One night, you finally snap. The voice in your head drowns out your thoughts, and heat feels like a red-hot poker thrust through your chest. With no regard for the blizzard raging outside, you run outside in a frenzy. You can't escape the heat, you can't escape the voice, but you can try. You sprint through the empty streets, clad in almost nothing despite the cold and with bare feet slipping on the cobbles, while the voice hurls abuse. It calls you selfish for disappearing into the night without a warning, but you run on. It laughs at you for trying to run from your problems as the streetlamps become fewer and further between. It calls you selfish for abandoning everything to try to escape. It calls you weak as your legs begin to feel heavier, but you keep pushing yourself onwards. It calls you a failure as the paved roads give way to unpaved paths. You trip on a loose rock, managing to catch yourself before your face hits the ground. As you push yourself back to your feet, you see flames covering your exposed skin, licking their way across your body. With renewed vigor, you start running again, leaving a trail of ashes in your wake. You fall a second, a third, a fourth time, but each time you get back up and continue running, the voice in your head drowning out every thought. Finally, your legs give out, and you collapse face-first into a snow bank. Just before the world goes dark, the heat seems to reach a blistering crescendo.
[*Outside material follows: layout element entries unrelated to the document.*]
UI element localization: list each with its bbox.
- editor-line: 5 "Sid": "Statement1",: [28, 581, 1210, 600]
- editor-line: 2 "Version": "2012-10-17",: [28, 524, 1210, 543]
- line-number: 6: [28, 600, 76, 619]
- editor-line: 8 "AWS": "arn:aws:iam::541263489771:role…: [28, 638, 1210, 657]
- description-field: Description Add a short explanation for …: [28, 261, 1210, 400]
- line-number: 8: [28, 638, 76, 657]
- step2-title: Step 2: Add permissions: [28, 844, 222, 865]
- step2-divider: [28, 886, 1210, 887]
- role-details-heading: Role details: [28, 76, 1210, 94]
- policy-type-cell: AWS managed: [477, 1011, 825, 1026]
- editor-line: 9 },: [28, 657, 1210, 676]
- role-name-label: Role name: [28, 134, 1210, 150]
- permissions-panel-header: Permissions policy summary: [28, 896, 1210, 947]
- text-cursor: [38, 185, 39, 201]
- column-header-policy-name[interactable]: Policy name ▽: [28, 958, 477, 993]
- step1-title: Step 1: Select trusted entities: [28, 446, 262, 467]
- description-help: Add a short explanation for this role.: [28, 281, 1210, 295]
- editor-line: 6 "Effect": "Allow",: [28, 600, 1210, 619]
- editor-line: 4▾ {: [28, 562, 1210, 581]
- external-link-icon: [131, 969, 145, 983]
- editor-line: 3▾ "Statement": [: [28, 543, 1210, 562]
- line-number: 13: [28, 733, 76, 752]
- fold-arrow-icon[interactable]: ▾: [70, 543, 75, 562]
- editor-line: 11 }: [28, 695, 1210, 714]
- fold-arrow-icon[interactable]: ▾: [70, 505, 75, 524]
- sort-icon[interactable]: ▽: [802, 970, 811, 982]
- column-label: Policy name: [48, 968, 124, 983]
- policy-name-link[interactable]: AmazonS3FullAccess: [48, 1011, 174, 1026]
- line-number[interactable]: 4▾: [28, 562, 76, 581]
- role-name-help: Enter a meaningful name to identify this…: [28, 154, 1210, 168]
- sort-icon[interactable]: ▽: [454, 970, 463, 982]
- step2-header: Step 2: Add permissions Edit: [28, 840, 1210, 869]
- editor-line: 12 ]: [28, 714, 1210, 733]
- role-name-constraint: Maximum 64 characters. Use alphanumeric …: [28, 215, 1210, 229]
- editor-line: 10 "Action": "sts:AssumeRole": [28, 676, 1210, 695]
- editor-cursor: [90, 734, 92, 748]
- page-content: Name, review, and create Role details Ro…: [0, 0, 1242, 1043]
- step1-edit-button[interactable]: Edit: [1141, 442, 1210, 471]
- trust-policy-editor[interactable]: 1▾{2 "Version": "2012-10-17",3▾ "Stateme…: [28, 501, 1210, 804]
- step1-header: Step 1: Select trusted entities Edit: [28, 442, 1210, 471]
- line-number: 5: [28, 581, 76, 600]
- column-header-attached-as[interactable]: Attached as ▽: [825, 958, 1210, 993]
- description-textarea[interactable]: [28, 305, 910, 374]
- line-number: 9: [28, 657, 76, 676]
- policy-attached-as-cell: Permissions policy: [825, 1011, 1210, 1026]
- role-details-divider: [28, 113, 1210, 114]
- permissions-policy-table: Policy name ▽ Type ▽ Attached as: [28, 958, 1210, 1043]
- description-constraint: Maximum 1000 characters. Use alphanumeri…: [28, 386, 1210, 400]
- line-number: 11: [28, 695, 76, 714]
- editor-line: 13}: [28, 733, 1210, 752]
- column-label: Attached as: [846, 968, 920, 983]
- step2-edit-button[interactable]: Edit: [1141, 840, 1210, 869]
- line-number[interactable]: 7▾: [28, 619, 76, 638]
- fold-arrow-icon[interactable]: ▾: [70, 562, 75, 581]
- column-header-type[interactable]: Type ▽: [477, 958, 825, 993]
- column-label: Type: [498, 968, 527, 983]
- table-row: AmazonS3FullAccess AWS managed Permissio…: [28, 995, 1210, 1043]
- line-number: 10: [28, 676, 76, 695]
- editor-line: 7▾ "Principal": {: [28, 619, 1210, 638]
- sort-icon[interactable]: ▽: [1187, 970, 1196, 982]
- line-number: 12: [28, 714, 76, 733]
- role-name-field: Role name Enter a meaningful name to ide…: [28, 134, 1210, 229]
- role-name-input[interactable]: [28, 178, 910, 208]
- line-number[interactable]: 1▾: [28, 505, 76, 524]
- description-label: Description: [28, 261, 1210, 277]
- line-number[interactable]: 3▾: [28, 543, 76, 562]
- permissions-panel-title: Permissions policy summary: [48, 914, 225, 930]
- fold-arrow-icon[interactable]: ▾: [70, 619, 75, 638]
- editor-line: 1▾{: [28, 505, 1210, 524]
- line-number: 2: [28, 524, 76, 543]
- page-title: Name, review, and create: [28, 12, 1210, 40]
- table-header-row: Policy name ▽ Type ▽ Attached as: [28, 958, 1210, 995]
You wake just as the sun is rising on a cool spring morning. The clouds in the sky are stained red by the sunrise, reminding you of something you can't quite place. A memory floats up of a body covered in flames, but it feels distant, like it belongs to someone else. Still, you look down to check for burns, but see none. You run a finger across your skin, and you're surprised how soft it feels. You stand up, and as the breeze hits you, you shiver.
This story is something I wrote while sleep-deprived for a creative writing class, and I re-wrote it while also sleep-deprived, so apologies for the grammar. When I was deciding what to write about, the idea of a metaphorical rebirth was on my mind, and a phoenix-like transformation ended up being the best thing I could come up with to describe that. I tried to leave it vague what the transformation in this story was to or from exactly, in part because I wasn’t exactly sure when writing the story. One thing I was sure of, though, was that I wanted the story to be in second person. I didn’t want to introduce a character just to have them undergo a transformation in the course of about a thousand words, and the only thing I wanted less than that was to make the story appear to be about myself. Even if the story was stained by my emotional state when writing it, I wanted to keep some plausible deniability.